ANR触发原理
🔗 转载自:https://www.cnblogs.com/huansky/p/14954020.html
一、概述
作为 Android 开发者,相信大家都遇到过 ANR。那么为什么会出现 ANR 呢,ANR 之后系统都做了啥。文章将对这个问题详细解说。
ANR(Application Not responding),是指应用程序未响应,Android系统对于一些事件需要在一定的时间范围内完成,如果超过预定时间能未能得到有效响应或者响应时间过长,都会造成ANR。一般地,这时往往会弹出一个提示框,告知用户当前xxx未响应,用户可选择继续等待或者Force Close。
那么哪些场景会造成ANR呢?
- Service Timeout:比如前台服务在20s内未执行完成;
- BroadcastQueue Timeout:比如前台广播在10s内未执行完成
- ContentProvider Timeout:内容提供者,在publish过超时10s;
- InputDispatching Timeout: 输入事件分发超时5s,包括按键和触摸事件。
触发ANR的过程可分为三个步骤: 埋炸弹, 拆炸弹, 引爆炸弹。
埋炸弹可以理解为发送了一个延迟触发的消息(炸弹);
拆炸弹可以理解为将这个延迟消息(炸弹)取消了,也就不会触发了;
引爆炸弹可以理解为延迟时间已达,开始处理延迟消息(炸弹引爆了)。
二、Service
先附上一张 service 启动流程图:
Service Timeout是位于”ActivityManager”线程中的AMS.MainHandler收到SERVICE_TIMEOUT_MSG消息时触发。
对于Service有两类:
- 对于前台服务,则超时为SERVICE_TIMEOUT = 20s;
- 对于后台服务,则超时为SERVICE_BACKGROUND_TIMEOUT = 200s
由变量ProcessRecord.execServicesFg来决定是否前台启动。
2.1 埋炸弹
其中在Service进程attach到system_server进程的过程中会调用realStartServiceLocked()方法来埋下炸弹.

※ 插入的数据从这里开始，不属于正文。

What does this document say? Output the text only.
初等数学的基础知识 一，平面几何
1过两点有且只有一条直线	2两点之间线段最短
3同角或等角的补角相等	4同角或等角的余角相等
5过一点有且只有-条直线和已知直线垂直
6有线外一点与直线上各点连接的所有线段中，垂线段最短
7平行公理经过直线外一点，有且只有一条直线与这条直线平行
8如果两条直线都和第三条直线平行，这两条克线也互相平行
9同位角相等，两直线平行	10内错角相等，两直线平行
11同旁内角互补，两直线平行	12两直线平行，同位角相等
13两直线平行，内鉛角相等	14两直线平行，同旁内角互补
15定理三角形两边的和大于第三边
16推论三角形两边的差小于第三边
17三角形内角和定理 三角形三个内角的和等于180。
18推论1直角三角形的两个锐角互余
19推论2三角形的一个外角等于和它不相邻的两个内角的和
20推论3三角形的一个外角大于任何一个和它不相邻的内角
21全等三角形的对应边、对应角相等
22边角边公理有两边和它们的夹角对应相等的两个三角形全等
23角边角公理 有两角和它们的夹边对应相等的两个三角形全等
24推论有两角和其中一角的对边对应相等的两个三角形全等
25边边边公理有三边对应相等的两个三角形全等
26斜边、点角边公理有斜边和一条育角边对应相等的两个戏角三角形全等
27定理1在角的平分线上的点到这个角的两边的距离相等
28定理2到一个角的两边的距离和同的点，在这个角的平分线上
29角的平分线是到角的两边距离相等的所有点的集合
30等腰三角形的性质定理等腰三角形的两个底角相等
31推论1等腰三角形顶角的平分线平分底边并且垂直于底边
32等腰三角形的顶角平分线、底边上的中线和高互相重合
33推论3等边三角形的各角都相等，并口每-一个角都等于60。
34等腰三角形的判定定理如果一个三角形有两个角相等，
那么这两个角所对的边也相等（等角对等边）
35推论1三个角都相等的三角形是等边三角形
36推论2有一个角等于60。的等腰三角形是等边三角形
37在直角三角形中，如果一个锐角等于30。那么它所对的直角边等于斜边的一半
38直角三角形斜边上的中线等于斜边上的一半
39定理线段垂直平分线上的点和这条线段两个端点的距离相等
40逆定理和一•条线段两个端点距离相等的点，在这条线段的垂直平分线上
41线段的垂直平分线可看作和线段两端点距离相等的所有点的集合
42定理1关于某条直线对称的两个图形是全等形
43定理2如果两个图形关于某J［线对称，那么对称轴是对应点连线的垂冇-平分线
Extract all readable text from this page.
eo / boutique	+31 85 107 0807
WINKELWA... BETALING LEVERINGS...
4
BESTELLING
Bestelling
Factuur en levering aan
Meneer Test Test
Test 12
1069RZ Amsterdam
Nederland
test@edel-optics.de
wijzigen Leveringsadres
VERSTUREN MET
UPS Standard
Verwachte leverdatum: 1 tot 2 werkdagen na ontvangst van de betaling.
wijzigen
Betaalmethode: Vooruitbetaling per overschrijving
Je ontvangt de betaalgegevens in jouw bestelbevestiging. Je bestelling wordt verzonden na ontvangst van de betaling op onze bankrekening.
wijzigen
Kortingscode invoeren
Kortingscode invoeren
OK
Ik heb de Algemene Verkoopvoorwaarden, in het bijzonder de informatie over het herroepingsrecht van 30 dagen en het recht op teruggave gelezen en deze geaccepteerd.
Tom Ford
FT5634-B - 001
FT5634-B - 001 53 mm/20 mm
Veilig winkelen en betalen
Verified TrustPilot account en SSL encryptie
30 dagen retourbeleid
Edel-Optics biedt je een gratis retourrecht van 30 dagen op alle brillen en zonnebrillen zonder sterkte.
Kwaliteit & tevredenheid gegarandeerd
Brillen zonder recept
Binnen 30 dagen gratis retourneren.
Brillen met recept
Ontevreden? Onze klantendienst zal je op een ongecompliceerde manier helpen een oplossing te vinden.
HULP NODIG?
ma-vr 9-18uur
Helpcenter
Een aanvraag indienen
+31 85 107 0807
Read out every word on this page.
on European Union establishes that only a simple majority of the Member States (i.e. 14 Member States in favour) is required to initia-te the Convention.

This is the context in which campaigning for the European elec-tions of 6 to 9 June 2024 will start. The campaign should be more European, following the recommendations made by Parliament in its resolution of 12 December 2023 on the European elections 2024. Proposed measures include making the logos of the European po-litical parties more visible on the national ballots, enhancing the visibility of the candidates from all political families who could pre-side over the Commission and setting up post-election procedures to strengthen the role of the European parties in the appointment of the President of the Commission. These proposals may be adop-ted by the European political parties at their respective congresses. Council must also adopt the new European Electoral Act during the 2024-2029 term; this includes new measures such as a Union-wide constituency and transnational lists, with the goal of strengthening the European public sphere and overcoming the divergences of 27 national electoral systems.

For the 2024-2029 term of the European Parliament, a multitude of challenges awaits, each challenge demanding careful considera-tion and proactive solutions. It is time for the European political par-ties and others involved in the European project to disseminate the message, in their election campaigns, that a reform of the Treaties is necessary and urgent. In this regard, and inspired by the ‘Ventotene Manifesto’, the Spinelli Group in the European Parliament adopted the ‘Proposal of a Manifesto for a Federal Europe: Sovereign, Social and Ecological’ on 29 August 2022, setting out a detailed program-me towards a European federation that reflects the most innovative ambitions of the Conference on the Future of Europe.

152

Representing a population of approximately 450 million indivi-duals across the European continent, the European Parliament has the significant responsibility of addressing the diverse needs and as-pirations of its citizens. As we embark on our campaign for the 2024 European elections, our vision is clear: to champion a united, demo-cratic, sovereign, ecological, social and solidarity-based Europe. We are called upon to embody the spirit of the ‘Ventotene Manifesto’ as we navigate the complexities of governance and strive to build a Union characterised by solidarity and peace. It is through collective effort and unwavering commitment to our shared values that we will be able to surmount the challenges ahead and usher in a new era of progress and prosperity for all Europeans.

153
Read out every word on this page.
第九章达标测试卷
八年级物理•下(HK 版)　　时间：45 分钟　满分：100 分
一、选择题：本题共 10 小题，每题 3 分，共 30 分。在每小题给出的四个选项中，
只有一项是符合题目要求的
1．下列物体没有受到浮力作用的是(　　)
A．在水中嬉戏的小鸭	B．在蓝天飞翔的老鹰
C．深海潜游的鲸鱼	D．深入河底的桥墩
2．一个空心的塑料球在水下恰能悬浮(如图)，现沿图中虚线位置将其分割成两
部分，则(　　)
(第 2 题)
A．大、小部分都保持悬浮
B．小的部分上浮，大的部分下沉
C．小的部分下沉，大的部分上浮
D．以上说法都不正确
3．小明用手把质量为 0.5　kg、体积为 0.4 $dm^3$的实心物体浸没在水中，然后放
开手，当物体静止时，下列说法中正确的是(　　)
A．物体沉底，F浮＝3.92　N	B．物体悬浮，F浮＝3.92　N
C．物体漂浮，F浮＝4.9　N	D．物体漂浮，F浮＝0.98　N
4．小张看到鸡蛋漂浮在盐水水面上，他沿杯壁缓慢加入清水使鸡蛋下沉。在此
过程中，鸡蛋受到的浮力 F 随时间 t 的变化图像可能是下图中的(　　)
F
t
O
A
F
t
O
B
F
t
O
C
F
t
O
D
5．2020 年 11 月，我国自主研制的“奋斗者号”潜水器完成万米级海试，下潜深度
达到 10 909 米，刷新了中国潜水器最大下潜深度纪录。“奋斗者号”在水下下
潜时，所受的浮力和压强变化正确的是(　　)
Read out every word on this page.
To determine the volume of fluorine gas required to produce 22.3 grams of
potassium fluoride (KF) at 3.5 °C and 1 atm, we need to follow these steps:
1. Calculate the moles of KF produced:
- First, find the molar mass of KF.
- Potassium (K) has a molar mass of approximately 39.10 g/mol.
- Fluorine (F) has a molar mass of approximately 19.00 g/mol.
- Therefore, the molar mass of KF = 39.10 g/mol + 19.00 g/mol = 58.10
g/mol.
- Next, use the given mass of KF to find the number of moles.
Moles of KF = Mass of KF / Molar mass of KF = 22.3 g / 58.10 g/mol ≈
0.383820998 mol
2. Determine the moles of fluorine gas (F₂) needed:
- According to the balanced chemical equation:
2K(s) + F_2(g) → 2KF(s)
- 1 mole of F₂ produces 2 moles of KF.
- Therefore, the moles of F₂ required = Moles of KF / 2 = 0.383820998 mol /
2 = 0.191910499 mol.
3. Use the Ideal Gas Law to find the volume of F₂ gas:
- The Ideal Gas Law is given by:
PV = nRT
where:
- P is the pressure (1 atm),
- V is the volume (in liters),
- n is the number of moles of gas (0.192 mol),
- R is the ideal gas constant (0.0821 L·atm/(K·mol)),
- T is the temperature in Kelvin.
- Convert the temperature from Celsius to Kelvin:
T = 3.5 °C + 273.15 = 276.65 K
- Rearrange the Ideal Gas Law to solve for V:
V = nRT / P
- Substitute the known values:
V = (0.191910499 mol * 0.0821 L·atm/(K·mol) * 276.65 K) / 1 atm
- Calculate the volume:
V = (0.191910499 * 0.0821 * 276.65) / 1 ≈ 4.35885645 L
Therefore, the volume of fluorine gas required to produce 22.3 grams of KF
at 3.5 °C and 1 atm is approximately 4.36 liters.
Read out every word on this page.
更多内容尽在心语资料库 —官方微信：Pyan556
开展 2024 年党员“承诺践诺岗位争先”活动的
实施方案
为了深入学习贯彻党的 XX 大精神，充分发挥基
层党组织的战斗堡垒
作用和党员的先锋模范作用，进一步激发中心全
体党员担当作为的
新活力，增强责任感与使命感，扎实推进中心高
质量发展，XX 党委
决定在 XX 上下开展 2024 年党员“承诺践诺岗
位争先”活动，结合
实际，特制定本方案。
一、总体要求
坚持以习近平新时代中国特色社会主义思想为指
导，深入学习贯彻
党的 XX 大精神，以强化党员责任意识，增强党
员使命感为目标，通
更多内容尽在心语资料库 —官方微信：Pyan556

首先咱们先看 service 的启动中一个方法 realStartServiceLocked:
// ActiveServices.java
private final void realStartServiceLocked(ServiceRecord r, ProcessRecord app, boolean execInFg) throws RemoteException {
...
//发送delay消息(SERVICE_TIMEOUT_MSG)
bumpServiceExecutingLocked(r, execInFg, "create");
try {
...
//最终执行服务的onCreate()方法
app.thread.scheduleCreateService(r, r.serviceInfo,
mAm.compatibilityInfoForPackageLocked(r.serviceInfo.applicationInfo),
app.repProcState);
} catch (DeadObjectException e) {
mAm.appDiedLocked(app);
throw e;
} finally {
...
}
}
private final void bumpServiceExecutingLocked(ServiceRecord r, boolean fg, String why) {
...
scheduleServiceTimeoutLocked(r.app);
}
void scheduleServiceTimeoutLocked(ProcessRecord proc) {
if (proc.executingServices.size() == 0 || proc.thread == null) {
return;
}
long now = SystemClock.uptimeMillis();
Message msg = mAm.mHandler.obtainMessage(
ActivityManagerService.SERVICE_TIMEOUT_MSG);
msg.obj = proc;
//当超时后仍没有remove该SERVICE_TIMEOUT_MSG消息,则执行service Timeout流程
mAm.mHandler.sendMessageAtTime(msg,
proc.execServicesFg ? (now+SERVICE_TIMEOUT) : (now+ SERVICE_BACKGROUND_TIMEOUT));
}
在 AS.realStartServiceLocked 启动 service 方法中,发送了了一个延时的关于超时的消息,这里又对 service 进行了前后台的区分:
// How long we wait for a service to finish executing. 20s
static final int SERVICE_TIMEOUT = 20*1000;
// How long we wait for a service to finish executing. 200s
static final int SERVICE_BACKGROUND_TIMEOUT = SERVICE_TIMEOUT * 10;
2.2 拆炸弹
AS.realStartServiceLocked() 调用的过程会埋下一颗炸弹, 超时没有启动完成则会爆炸. 那么什么时候会拆除这颗炸弹的引线呢? 经过Binder等层层调用进入目标进程的主线程handleCreateService()的过程.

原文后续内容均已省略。